Current research on AF focuses on how to effectuate the best results with an AF intervention.14 18–20 As AF interventions are intended to change the behaviour of the professionals concerned, the behaviour change wheel is increasingly used to offer insight into influencing factors. In this framework, Michie et al explain that opportunity, motivation and capability have a mutual influencing role when trying to change behaviour.21 In small-group peer discussion of AF, a group of professionals review their individual data and develop an action plan to improve their practice. Previous research has shown that this way of reviewing AF reports with peers seems to heighten motivation to change and leads to change planning.22 23 Incorporating peer discussion in an AF intervention therefore seems to influence opportunity, motivation and capability.

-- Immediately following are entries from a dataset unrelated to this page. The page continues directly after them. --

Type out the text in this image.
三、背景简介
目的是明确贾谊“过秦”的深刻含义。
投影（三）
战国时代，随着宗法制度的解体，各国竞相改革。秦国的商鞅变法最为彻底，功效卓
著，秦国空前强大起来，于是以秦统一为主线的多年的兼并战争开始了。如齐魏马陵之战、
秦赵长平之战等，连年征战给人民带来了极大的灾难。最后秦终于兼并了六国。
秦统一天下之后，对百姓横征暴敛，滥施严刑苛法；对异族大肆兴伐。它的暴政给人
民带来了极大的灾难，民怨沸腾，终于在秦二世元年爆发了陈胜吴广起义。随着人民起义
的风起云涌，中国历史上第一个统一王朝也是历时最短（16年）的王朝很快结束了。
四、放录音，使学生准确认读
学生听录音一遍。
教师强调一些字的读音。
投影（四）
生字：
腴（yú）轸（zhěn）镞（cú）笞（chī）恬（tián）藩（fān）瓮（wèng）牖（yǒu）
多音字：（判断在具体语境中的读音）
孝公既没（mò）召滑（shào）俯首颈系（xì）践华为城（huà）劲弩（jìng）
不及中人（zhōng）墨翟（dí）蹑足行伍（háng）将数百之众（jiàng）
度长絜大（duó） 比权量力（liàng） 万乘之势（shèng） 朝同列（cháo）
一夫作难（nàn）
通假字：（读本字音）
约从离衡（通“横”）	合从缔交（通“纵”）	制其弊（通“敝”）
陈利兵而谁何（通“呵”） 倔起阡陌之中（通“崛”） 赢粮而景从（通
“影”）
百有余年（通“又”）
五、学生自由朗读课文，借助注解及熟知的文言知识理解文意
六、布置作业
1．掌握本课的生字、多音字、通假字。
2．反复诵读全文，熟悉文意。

Although small-group peer discussion of AF seems promising, it is largely unknown what stakeholders in general practice think about giving this method a more prominent role in quality improvement. Prior research clarified that insight into the opinions and ideas of stakeholders is indispensable to facilitate implementation and ensure effectiveness of this complex intervention.24 To expand our knowledge on how to reach successful implementation of peer group discussions of AF for improving quality, we posed the following research questions: What are the views of stakeholders in general practice on peer discussion of AF? What opportunities and risks do stakeholders identify? How do they believe transparency and accountability fit into such a ‘new era’ quality system, based on peer discussion of AF?
Methods
Study design
For this qualitative study, a constructivist paradigm was adopted to explore views and ideas of different stakeholders who function in different professional contexts in general practice. Thematic analysis was used to identify patterns in these differing viewpoints. Thematic analysis is often used for its flexible character, allowing data to be interpreted away from pre-existing theoretical frameworks. We chose it here for this reason exactly: it allowed us to navigate between the different contexts of our participants and to interpret our findings to construct a collective viewpoint and highlight differences where appropriate.25 A combined interview and focus group discussion design was adopted. We chose different data collection approaches to achieve optimal conditions for each stakeholder group: homogenous focus group discussions for general practitioners (GPs) and patients, and individual interviews for representatives of professional organisations and insurance companies. The homogenous focus group discussions with GPs and patients enabled discussion between participants, leading to clarification of individual viewpoints and revelation of mechanisms behind their ideas.26 27 The semistructured in-depth interview design, used for the representatives of professional organisations and insurance companies, allowed them to provide more in-depth information on their thoughts and ideas, while preventing the appearance of a political meeting.28
Setting
This study was conducted in the Netherlands in a general practice context. All inhabitants of the Netherlands are registered with a specific GP, where they go for diagnosis and treatment of all initial symptoms, and/or referral if necessary. GPs therefore have a strong gatekeeper function within the Dutch healthcare system.29 GPs have to renew their licence every 5 years, which requires 200 hours of CPD activities. At least 10 of these hours must be dedicated to peer-to-peer activities, for example, peer-to-peer coaching, feedback or discussion of AF reports.30 Both professional organisations and insurance companies play a role in the quality system within general practice. Professional organisations advocate for GPs at national and regional levels with regard to quality policies. They also manage guideline development, and many professional organisations provide CPD activities. Funding of GP surgeries is managed through insurance companies, which provide AF reports to GPs on an annual basis.31
Participants
Our participants were relevant stakeholders in the Dutch general practice setting: GPs, patients, representatives of professional organisations for GPs and representatives of insurance companies. Purposive sampling was conducted to include stakeholders with different views. GPs and patients were recruited through the academic network of the general practice department of our university. We selected patients through the patient board of a large umbrella organisation of GP surgeries, to make sure our participating patients had some understanding of the general practice policy setting, and thus were able to form an opinion on quality measures and CPD of GPs.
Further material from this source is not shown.